Festival set to celebrate craft beer's ascendance

Mike Snider
USA TODAY
The 2014 Great American Beer Festival.

DENVER — The craft beer movement continues its healthy buzz.

While overall beer sales have been essentially flat in recent years – and overall production has fallen slightly – craft beer continues to grow. Craft beer's share of the nearly $100 million U.S. beer market rose to 14% in 2013, up from 10% two years ago, while total sales have stagnated.

And interest in beer is overflowing, too. Sales of tickets for the annual Great American Beer Festival, which kicks off here Thursday and runs through Saturday, sold out in 32 minutes when they went on sale in July.

In all, about 49,000 attendees will descend on the Colorado Convention Center to taste — and serve — a festival record 3,500-plus beers from more than 700 breweries.

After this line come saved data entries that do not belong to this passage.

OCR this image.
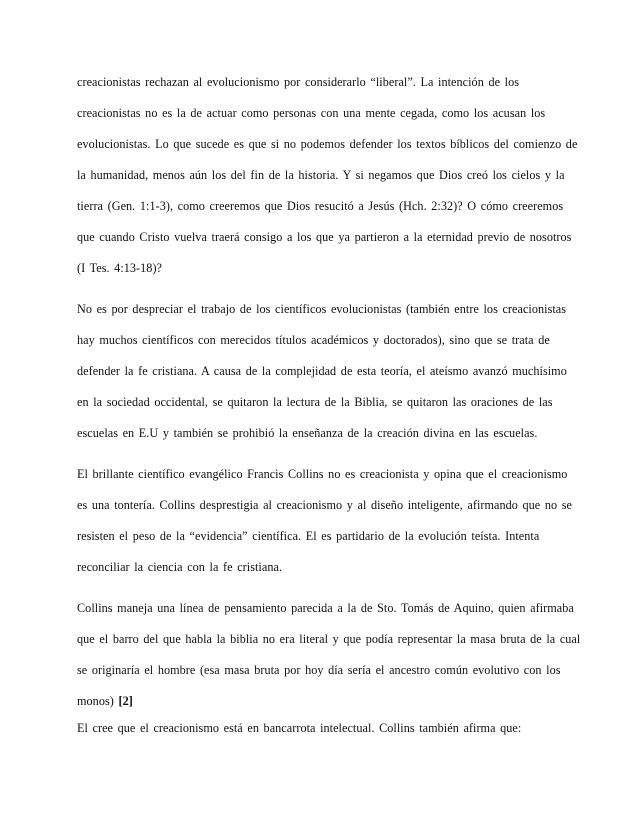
creacionistas rechazan al evolucionismo por considerarlo “liberal”. La intención de los
creacionistas no es la de actuar como personas con una mente cegada, como los acusan los
evolucionistas. Lo que sucede es que si no podemos defender los textos bíblicos del comienzo de
la humanidad, menos aún los del fin de la historia. Y si negamos que Dios creó los cielos y la
tierra (Gen. 1:1-3), como creeremos que Dios resucitó a Jesús (Hch. 2:32)? O cómo creeremos
que cuando Cristo vuelva traerá consigo a los que ya partieron a la eternidad previo de nosotros
(I Tes. 4:13-18)?
No es por despreciar el trabajo de los científicos evolucionistas (también entre los creacionistas
hay muchos científicos con merecidos títulos académicos y doctorados), sino que se trata de
defender la fe cristiana. A causa de la complejidad de esta teoría, el ateísmo avanzó muchísimo
en la sociedad occidental, se quitaron la lectura de la Biblia, se quitaron las oraciones de las
escuelas en E.U y también se prohibió la enseñanza de la creación divina en las escuelas.
El brillante científico evangélico Francis Collins no es creacionista y opina que el creacionismo
es una tontería. Collins desprestigia al creacionismo y al diseño inteligente, afirmando que no se
resisten el peso de la “evidencia” científica. El es partidario de la evolución teísta. Intenta
reconciliar la ciencia con la fe cristiana.
Collins maneja una línea de pensamiento parecida a la de Sto. Tomás de Aquino, quien afirmaba
que el barro del que habla la biblia no era literal y que podía representar la masa bruta de la cual
se originaría el hombre (esa masa bruta por hoy día sería el ancestro común evolutivo con los
monos) [2]
El cree que el creacionismo está en bancarrota intelectual. Collins también afirma que:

The annual festival comes as the number of U.S. craft breweries is multiplying at a phenomenal rate. More than 3,000 microbreweries and brewpubs, as well as regional and nationally-known brewers, are in operation today — the biggest boom in modern times.

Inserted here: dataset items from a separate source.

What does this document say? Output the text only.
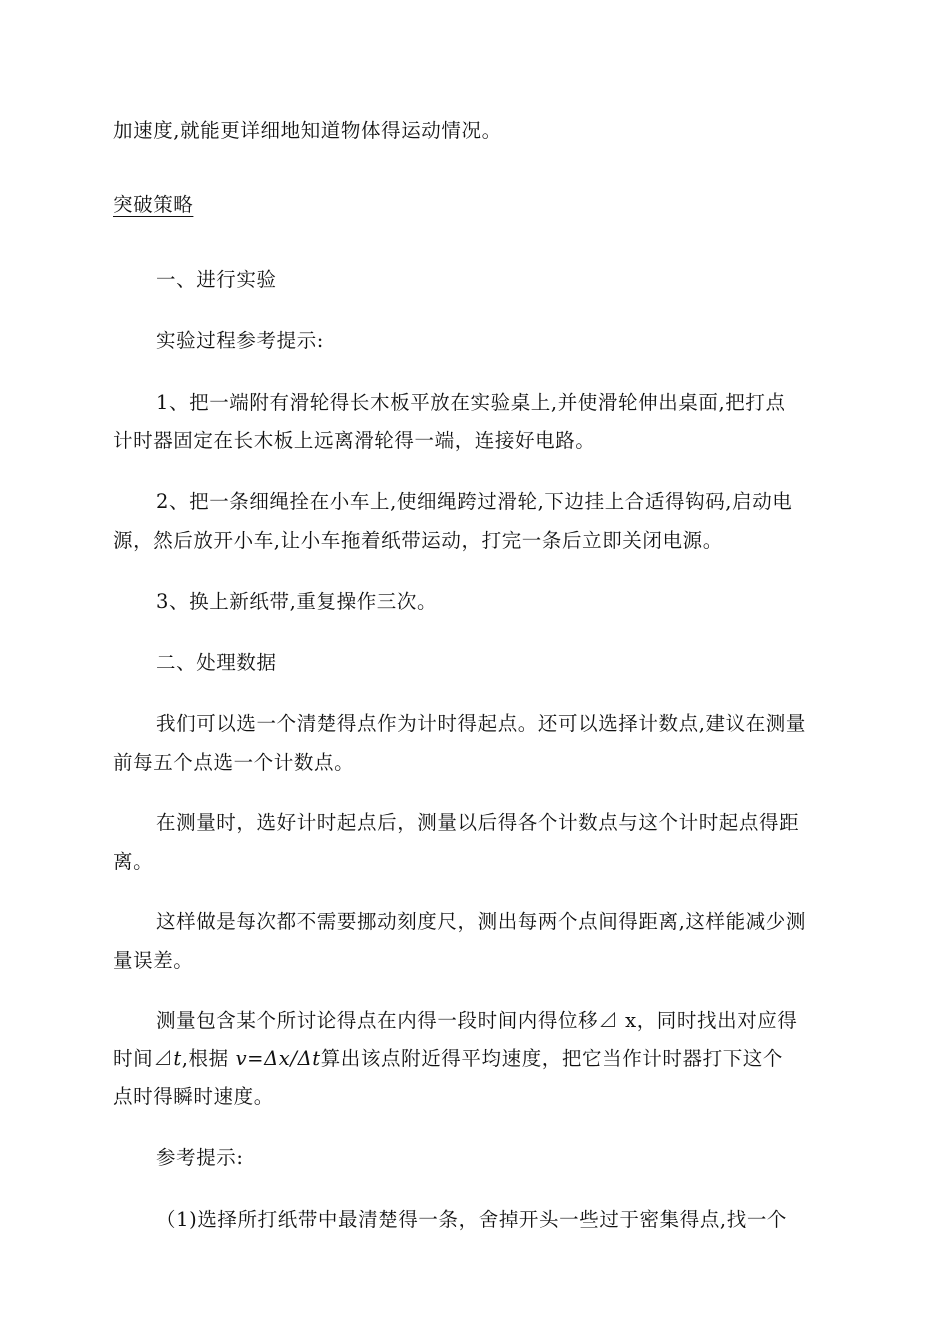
加速度,就能更详细地知道物体得运动情况。
突破策略
一、进行实验
实验过程参考提示:
1、把一端附有滑轮得长木板平放在实验桌上,并使滑轮伸出桌面,把打点
计时器固定在长木板上远离滑轮得一端，连接好电路。
2、把一条细绳拴在小车上,使细绳跨过滑轮,下边挂上合适得钩码,启动电
源，然后放开小车,让小车拖着纸带运动，打完一条后立即关闭电源。
3、换上新纸带,重复操作三次。
二、处理数据
我们可以选一个清楚得点作为计时得起点。还可以选择计数点,建议在测量
前每五个点选一个计数点。
在测量时，选好计时起点后，测量以后得各个计数点与这个计时起点得距
离。
这样做是每次都不需要挪动刻度尺，测出每两个点间得距离,这样能减少测
量误差。
测量包含某个所讨论得点在内得一段时间内得位移⊿ x，同时找出对应得
时间⊿t,根据 v=Δx/Δt算出该点附近得平均速度，把它当作计时器打下这个
点时得瞬时速度。
参考提示:
（1)选择所打纸带中最清楚得一条，舍掉开头一些过于密集得点,找一个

And the public's appetite for craft beer is far from sated. There are more than 1,000 breweries in the planning stages, according to the Brewers Association, which puts on the festival.

If expansion continues, the number of U.S. breweries could hit a new high soon, surpassing the more than 4,100 breweries in the pre-Prohibition days of the late 19th century.

"Craft beer has been growing at double digits for quite a few years now, and as the major breweries are declining, people are turning to more interesting beers," says Ken Grossman, founder of Sierra Nevada Brewing Co. "Craft brewers have really changed the dynamic of brewing in this country and even globally. A lot of breweries around the world now come to look at what's happened in the United States and the innovation and the excitement around beer and brewing."

Beers poured at the Great American Beer Festival in Denver in October 2013 for the judging competition.

National demand for Sierra Nevada's beer led Grossman and the company, based in Chico, Calif., to recently open a new brewery in Mills River, N.C.

Expansion is rampant among larger craft breweries. Colorado's New Belgium is also expanding into nearby Asheville, N.C., and Oskar Blues, another Colorado brewery, already has a second brewery operating in North Carolina just south of Sierra's.

Elsewhere, San Diego's Green Flash has a new brewery in the works in Virginia Beach, Escondido, Calif.-based Stone Brewing Co., which just announced a brewery in Germany, is still scouting a location in the eastern half of the United States. Lagunitas Brewing Co., of Petaluma, Calif., has a second production site underway in Chicago.

As craft beer sales continue to rise, brewers are creating experimental beers to satisfy ever-adventurous drinkers. That's reflected in several new styles that will be judged at the festival, including wild beers and historical beers.

While some industry observers have been forecasting a craft beer bubble that could burst soon, IBISWorld industry analyst Nick Petrillo expects craft beer growth to continue to outpace other parts of the alcoholic beverage industry for the next five years.

The research firm projects industry revenue to grow about 7% over each of the next five years. "Revenue increases from local craft brewers over the past five years have been unprecedented, especially when one considers the relatively modest growth that some of the largest global beer manufacturers are currently experiencing," Petrillo says.

The 2014 Great American Beer Festival.

That may mean growth will slow a bit, he says. But "there is no indication as of yet that consumers are slowing their purchases."